8. A Single Man: Realistically, I didn't like this as much as I thought I would. But since I had been waiting/excited about it for months, that's not necessarily a terrible thing. Colin Firth was amazing and understated, Julianne Moore looked incredible, and I always love seeing the boy from About a Boy all grown up (check out the British show Skins if you feel the same way). People criticized that it was too much style over substance, and while it was very stylized and exquisitely detailed, Colin Firth's performance was incredibly substantive.

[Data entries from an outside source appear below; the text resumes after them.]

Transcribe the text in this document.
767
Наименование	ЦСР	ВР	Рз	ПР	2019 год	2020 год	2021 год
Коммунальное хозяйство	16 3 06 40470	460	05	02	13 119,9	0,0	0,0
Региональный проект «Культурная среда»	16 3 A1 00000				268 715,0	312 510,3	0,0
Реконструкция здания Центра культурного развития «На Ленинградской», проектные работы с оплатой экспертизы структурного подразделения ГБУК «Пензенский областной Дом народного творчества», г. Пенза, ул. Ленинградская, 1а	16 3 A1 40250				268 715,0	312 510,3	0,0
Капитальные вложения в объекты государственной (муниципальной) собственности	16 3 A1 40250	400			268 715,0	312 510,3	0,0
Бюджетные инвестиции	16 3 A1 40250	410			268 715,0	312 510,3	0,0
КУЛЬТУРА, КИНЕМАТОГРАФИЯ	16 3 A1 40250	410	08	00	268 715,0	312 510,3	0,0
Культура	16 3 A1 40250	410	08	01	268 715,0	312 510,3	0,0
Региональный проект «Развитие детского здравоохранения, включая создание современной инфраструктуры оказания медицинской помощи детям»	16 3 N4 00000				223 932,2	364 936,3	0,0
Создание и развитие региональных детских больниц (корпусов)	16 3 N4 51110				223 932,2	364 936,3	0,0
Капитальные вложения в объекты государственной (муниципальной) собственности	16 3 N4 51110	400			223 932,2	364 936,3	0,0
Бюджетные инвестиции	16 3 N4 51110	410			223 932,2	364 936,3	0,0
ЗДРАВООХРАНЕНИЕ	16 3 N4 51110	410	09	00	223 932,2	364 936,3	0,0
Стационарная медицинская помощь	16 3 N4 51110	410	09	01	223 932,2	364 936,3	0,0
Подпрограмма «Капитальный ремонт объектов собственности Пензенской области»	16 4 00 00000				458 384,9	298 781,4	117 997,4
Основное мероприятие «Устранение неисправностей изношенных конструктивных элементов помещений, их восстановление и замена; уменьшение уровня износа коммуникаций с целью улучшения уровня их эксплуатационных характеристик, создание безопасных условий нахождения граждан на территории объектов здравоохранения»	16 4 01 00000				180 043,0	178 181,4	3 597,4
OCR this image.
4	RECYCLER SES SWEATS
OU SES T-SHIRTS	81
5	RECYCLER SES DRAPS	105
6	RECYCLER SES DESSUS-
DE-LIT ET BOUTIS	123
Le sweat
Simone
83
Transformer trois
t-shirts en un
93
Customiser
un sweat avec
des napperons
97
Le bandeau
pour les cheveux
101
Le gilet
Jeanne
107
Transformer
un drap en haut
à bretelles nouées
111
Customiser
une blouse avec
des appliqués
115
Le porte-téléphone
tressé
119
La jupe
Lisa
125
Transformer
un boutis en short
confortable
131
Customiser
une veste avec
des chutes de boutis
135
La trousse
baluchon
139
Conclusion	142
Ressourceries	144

9. Up in the Air: I feel like people have already sort of beat this to death as "the best movie!" I think sometimes I forget that George Clooney really is an actor and not a movie star, and he was just the heart of this movie. Of course the movie was heart-breaking, but that's a different story. The story I love about it though is that Jason Reitman actually wanted to make this movie before Juno, but it kept getting pushed back, and it just so happened that it ended up being really timely. I think things like that can really help make a movie...

10. Avatar: The story was atrocious. It was barely passable as a movie I would actually want to watch, and I'm very upset it won Best Picture at the Golden Globes. But the technical feat alone makes it one of the best movies as the year. See my post on the movie.

That's my 10, though there are probably some I've seen this year that I've forgotten, and definitely some one that are considered really good I haven't seen, like Precious and The Hurt Locker.